16. narrow--latticed [HENDERSON]. The ancients had no glass, so they had them latticed, narrow in the interior of the walls, and widening at the exterior. "Made fast," or "firmly fixed in the chambers" [MAURER].
arches--rather, "porches."

17. pavement--tesselated mosaic ( Esther 1:6 ).
chambers--serving as lodgings for the priests on duty in the temple, and as receptacles of the tithes of salt, wine, and oil.

18. The higher pavement was level with the entrance of the gates, the lower was on either side of the raised pavement thus formed. Whereas Solomon's temple had an outer court open to alterations and even idolatrous innovations ( 2 Kings 23:11 2 Kings 23:12 , 1 Chronicles 20:5 ), in this there was to be no room for human corruptions. Its compass was exactly defined, one hundred cubits; and the fine pavement implied it was to be trodden only by clean feet (compare Isaiah 35:8 ).

20-27. The different approaches corresponded in plan. In the case of these two other gates, however, no mention is made of a building with thirty chambers such as was found on the east side. Only one was needed, and it was assigned to the east as being the sacred quarter, and that most conveniently situated for the officiating priests.

23. and toward the east--an elliptical expression for "The gate of the inner court was over against the (outer) gate toward the north (just as the inner gate was over against the outer gate) toward the east."

28-37. The inner court and its gates.
according to these measures--namely, the measures of the outer gate. The figure and proportions of the inner answered to the outer.

30. This verse is omitted in the Septuagint, the Vatican manuscript, and others. The dimensions here of the inner gate do not correspond to the outer, though Ezekiel 40:28 asserts that they do. HAVERNICK, retaining the verse, understands it of another porch looking inwards toward the temple.
arches--the porch [FAIRBAIRN]; the columns on which the arches rest [HENDERSON].

31. eight steps--The outer porch had only seven ( Ezekiel 40:26 ).

37. posts--the Septuagint and Vulgate read, "the porch," which answers better to Ezekiel 40:31-34 . "The arches" or "porch" [MAURER].

38. chambers . . . entries--literally, "a chamber and its door."
by the posts--that is, at or close by the posts or columns.
where they washed the burnt offering--This does not apply to all the gates but only to the north gate. For Leviticus 1:11 directs the sacrifices to be killed north of the altar; and Ezekiel 8:5 calls the north gate, "the gate of the altar." And Ezekiel 40:40 particularly mentions the north gate.

43. hooks--cooking apparatus for cooking the flesh of the sacrifices that fell to the priests. The hooks were "fastened" in the walls within the apartment, to hang the meat from, so as to roast it.
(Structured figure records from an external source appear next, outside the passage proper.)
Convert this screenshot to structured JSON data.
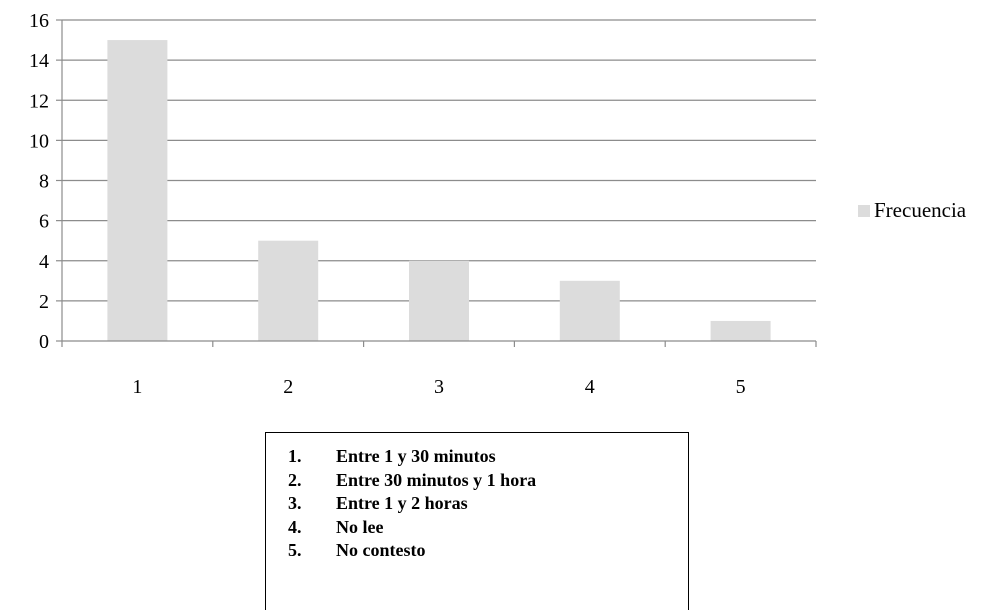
{
  "chart_data": {
    "type": "bar",
    "categories": [
      "1",
      "2",
      "3",
      "4",
      "5"
    ],
    "series": [
      {
        "name": "Frecuencia",
        "values": [
          15,
          5,
          4,
          3,
          1
        ]
      }
    ],
    "ylim": [
      0,
      16
    ],
    "yticks": [
      "0",
      "2",
      "4",
      "6",
      "8",
      "10",
      "12",
      "14",
      "16"
    ],
    "grid": true,
    "legend_position": "right",
    "colors": {
      "bar": "#dcdcdc",
      "grid": "#8c8c8c",
      "axis": "#8c8c8c"
    }
  },
  "legend": {
    "label": "Frecuencia"
  },
  "key": {
    "items": [
      {
        "num": "1.",
        "label": "Entre 1 y 30 minutos"
      },
      {
        "num": "2.",
        "label": "Entre 30 minutos y 1 hora"
      },
      {
        "num": "3.",
        "label": "Entre 1 y 2 horas"
      },
      {
        "num": "4.",
        "label": "No lee"
      },
      {
        "num": "5.",
        "label": "No contesto"
      }
    ]
  }
}
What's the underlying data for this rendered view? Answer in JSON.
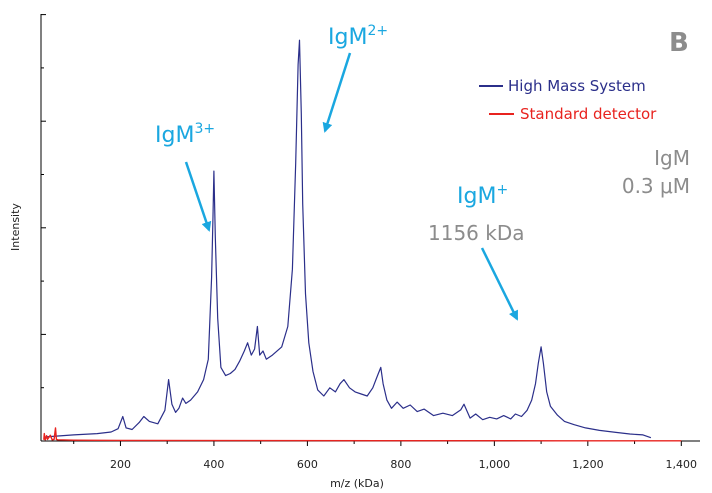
{
  "chart_data": {
    "type": "line",
    "xlabel": "m/z (kDa)",
    "ylabel": "Intensity",
    "xlim": [
      30,
      1440
    ],
    "ylim": [
      0,
      100
    ],
    "xticks": [
      200,
      400,
      600,
      800,
      1000,
      1200,
      1400
    ],
    "xtick_labels": [
      "200",
      "400",
      "600",
      "800",
      "1,000",
      "1,200",
      "1,400"
    ],
    "legend_position": "top-right",
    "panel_label": "B",
    "sample": {
      "name": "IgM",
      "concentration": "0.3 μM"
    },
    "series": [
      {
        "name": "High Mass System",
        "color": "#2b2f8a",
        "points": [
          [
            40,
            1.0
          ],
          [
            100,
            1.5
          ],
          [
            150,
            1.8
          ],
          [
            180,
            2.2
          ],
          [
            195,
            3.0
          ],
          [
            205,
            6.0
          ],
          [
            212,
            3.2
          ],
          [
            225,
            2.8
          ],
          [
            240,
            4.5
          ],
          [
            250,
            6.0
          ],
          [
            262,
            4.8
          ],
          [
            280,
            4.2
          ],
          [
            295,
            7.5
          ],
          [
            303,
            15.0
          ],
          [
            310,
            9.0
          ],
          [
            318,
            7.0
          ],
          [
            325,
            8.0
          ],
          [
            333,
            10.5
          ],
          [
            340,
            9.2
          ],
          [
            350,
            10.0
          ],
          [
            365,
            12.0
          ],
          [
            378,
            15.0
          ],
          [
            388,
            20.0
          ],
          [
            395,
            40.0
          ],
          [
            398,
            55.0
          ],
          [
            400,
            66.0
          ],
          [
            403,
            50.0
          ],
          [
            408,
            30.0
          ],
          [
            415,
            18.0
          ],
          [
            425,
            16.0
          ],
          [
            435,
            16.5
          ],
          [
            445,
            17.5
          ],
          [
            455,
            19.5
          ],
          [
            465,
            22.0
          ],
          [
            472,
            24.0
          ],
          [
            480,
            21.0
          ],
          [
            487,
            22.5
          ],
          [
            493,
            28.0
          ],
          [
            498,
            21.0
          ],
          [
            505,
            22.0
          ],
          [
            512,
            20.0
          ],
          [
            525,
            21.0
          ],
          [
            545,
            23.0
          ],
          [
            558,
            28.0
          ],
          [
            568,
            42.0
          ],
          [
            575,
            68.0
          ],
          [
            580,
            92.0
          ],
          [
            583,
            98.0
          ],
          [
            587,
            80.0
          ],
          [
            590,
            58.0
          ],
          [
            596,
            36.0
          ],
          [
            603,
            24.0
          ],
          [
            612,
            17.0
          ],
          [
            622,
            12.5
          ],
          [
            635,
            11.0
          ],
          [
            648,
            13.0
          ],
          [
            660,
            12.0
          ],
          [
            670,
            14.0
          ],
          [
            678,
            15.0
          ],
          [
            690,
            13.0
          ],
          [
            702,
            12.0
          ],
          [
            715,
            11.5
          ],
          [
            728,
            11.0
          ],
          [
            740,
            13.0
          ],
          [
            750,
            16.0
          ],
          [
            757,
            18.0
          ],
          [
            762,
            14.0
          ],
          [
            770,
            10.0
          ],
          [
            780,
            8.0
          ],
          [
            792,
            9.5
          ],
          [
            805,
            8.0
          ],
          [
            820,
            8.8
          ],
          [
            835,
            7.2
          ],
          [
            850,
            7.8
          ],
          [
            870,
            6.2
          ],
          [
            890,
            6.8
          ],
          [
            910,
            6.2
          ],
          [
            928,
            7.6
          ],
          [
            935,
            9.0
          ],
          [
            948,
            5.6
          ],
          [
            960,
            6.6
          ],
          [
            975,
            5.2
          ],
          [
            990,
            5.8
          ],
          [
            1005,
            5.4
          ],
          [
            1020,
            6.2
          ],
          [
            1035,
            5.4
          ],
          [
            1045,
            6.6
          ],
          [
            1058,
            6.0
          ],
          [
            1070,
            7.5
          ],
          [
            1080,
            10.0
          ],
          [
            1088,
            14.0
          ],
          [
            1094,
            19.0
          ],
          [
            1100,
            23.0
          ],
          [
            1105,
            19.0
          ],
          [
            1112,
            12.0
          ],
          [
            1120,
            8.5
          ],
          [
            1135,
            6.3
          ],
          [
            1150,
            4.8
          ],
          [
            1170,
            4.0
          ],
          [
            1195,
            3.2
          ],
          [
            1225,
            2.6
          ],
          [
            1260,
            2.1
          ],
          [
            1290,
            1.7
          ],
          [
            1318,
            1.5
          ],
          [
            1335,
            0.8
          ]
        ]
      },
      {
        "name": "Standard detector",
        "color": "#e8231f",
        "points": [
          [
            36,
            0.3
          ],
          [
            37,
            1.8
          ],
          [
            39,
            0.3
          ],
          [
            42,
            1.3
          ],
          [
            44,
            0.4
          ],
          [
            50,
            1.4
          ],
          [
            54,
            0.3
          ],
          [
            58,
            0.4
          ],
          [
            61,
            3.2
          ],
          [
            63,
            0.4
          ],
          [
            66,
            0.3
          ],
          [
            100,
            0.2
          ],
          [
            200,
            0.15
          ],
          [
            500,
            0.1
          ],
          [
            1000,
            0.08
          ],
          [
            1145,
            0.05
          ],
          [
            1400,
            0.05
          ]
        ]
      }
    ],
    "annotations": [
      {
        "base": "IgM",
        "sup": "3+"
      },
      {
        "base": "IgM",
        "sup": "2+"
      },
      {
        "base": "IgM",
        "sup": "+",
        "subtitle": "1156 kDa"
      }
    ]
  }
}
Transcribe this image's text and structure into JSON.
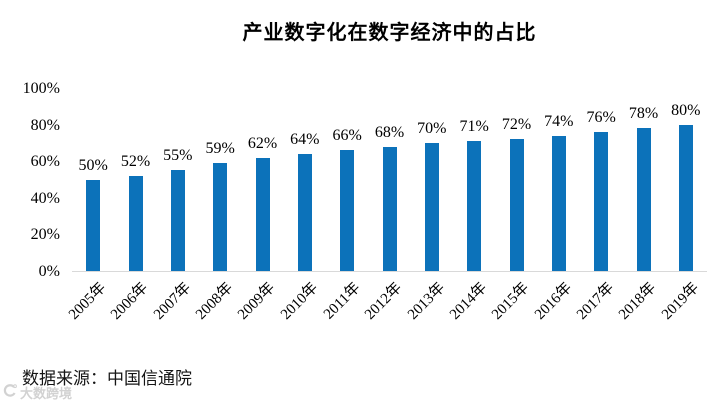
{
  "chart": {
    "title": "产业数字化在数字经济中的占比",
    "source": "数据来源：中国信通院",
    "watermark": "大数跨境"
  },
  "chart_data": {
    "type": "bar",
    "title": "产业数字化在数字经济中的占比",
    "categories": [
      "2005年",
      "2006年",
      "2007年",
      "2008年",
      "2009年",
      "2010年",
      "2011年",
      "2012年",
      "2013年",
      "2014年",
      "2015年",
      "2016年",
      "2017年",
      "2018年",
      "2019年"
    ],
    "values": [
      50,
      52,
      55,
      59,
      62,
      64,
      66,
      68,
      70,
      71,
      72,
      74,
      76,
      78,
      80
    ],
    "data_labels": [
      "50%",
      "52%",
      "55%",
      "59%",
      "62%",
      "64%",
      "66%",
      "68%",
      "70%",
      "71%",
      "72%",
      "74%",
      "76%",
      "78%",
      "80%"
    ],
    "unit": "%",
    "xlabel": "",
    "ylabel": "",
    "ylim": [
      0,
      100
    ],
    "yticks": [
      0,
      20,
      40,
      60,
      80,
      100
    ],
    "ytick_labels": [
      "0%",
      "20%",
      "40%",
      "60%",
      "80%",
      "100%"
    ],
    "grid": false,
    "legend_position": "none",
    "bar_color": "#0C72BA",
    "axis_line_color": "#D9D9D9",
    "label_color": "#000000",
    "watermark_color": "#D2D2D2",
    "source_note": "数据来源：中国信通院"
  }
}
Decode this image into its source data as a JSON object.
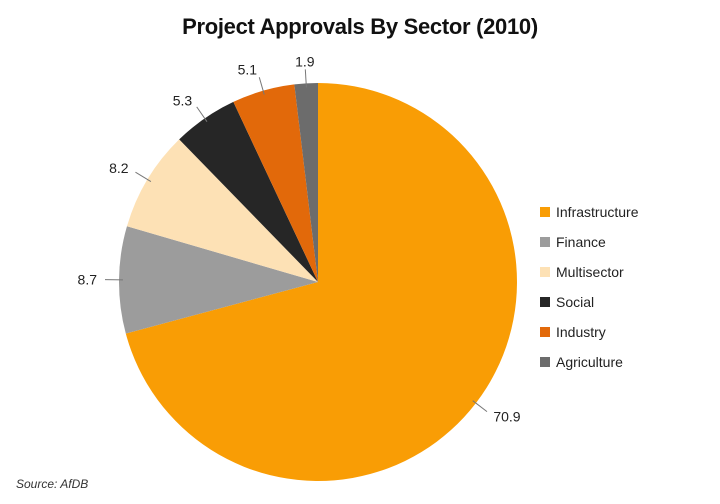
{
  "chart_data": {
    "type": "pie",
    "title": "Project Approvals By Sector (2010)",
    "slices": [
      {
        "name": "Infrastructure",
        "value": 70.9,
        "label": "70.9",
        "color": "#f99d05"
      },
      {
        "name": "Finance",
        "value": 8.7,
        "label": "8.7",
        "color": "#9c9c9c"
      },
      {
        "name": "Multisector",
        "value": 8.2,
        "label": "8.2",
        "color": "#fde1b5"
      },
      {
        "name": "Social",
        "value": 5.3,
        "label": "5.3",
        "color": "#262626"
      },
      {
        "name": "Industry",
        "value": 5.1,
        "label": "5.1",
        "color": "#e2690a"
      },
      {
        "name": "Agriculture",
        "value": 1.9,
        "label": "1.9",
        "color": "#6c6c6c"
      }
    ],
    "legend_position": "right",
    "source": "Source: AfDB"
  }
}
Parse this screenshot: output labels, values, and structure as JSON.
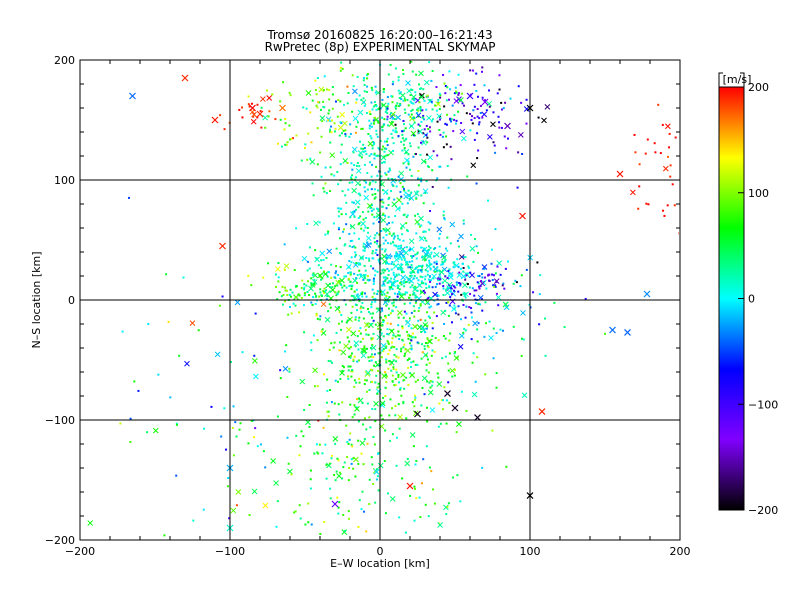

The Hebrew comes from a root "fixed" or "placed."

44. the chambers of the singers--two in number, as proved by what follows: "and their prospect (that is, the prospect of one) was toward the south, (and) one toward the north." So the Septuagint.

46. Zadok--lineally descended from Aaron. He had the high priesthood conferred on him by Solomon, who had set aside the family of Ithamar because of the part which Abiathar had taken in the rebellion of Adonijah ( 1 Kings 1:7 , 1 Kings 2:26 1 Kings 2:27 ).

47. court, an hundred cubits . . . foursquare--not to be confounded with the inner court, or court of Israel, which was open to all who had sacrifices to bring, and went round the three sides of the sacred territory, one hundred cubits broad. This court was one hundred cubits square, and had the altar in it, in front of the temple. It was the court of the priests, and hence is connected with those who had charge of the altar and the music. The description here is brief, as the things connected with this portion were from the first divinely regulated.

48, 49. These two verses belong to the forty-first chapter, which treats of the temple itself.

49. twenty . . . eleven cubits--in Solomon's temple ( 1 Kings 6:3 ) "twenty . . . ten cubits." The breadth perhaps was ten and a half; 1 Kings 6:3 designates the number by the lesser next round number, "ten"; Ezekiel here, by the larger number, "eleven" [MENOCHIUS]. The Septuagint reads "twelve."
he brought me by the steps--They were ten in number [Septuagint].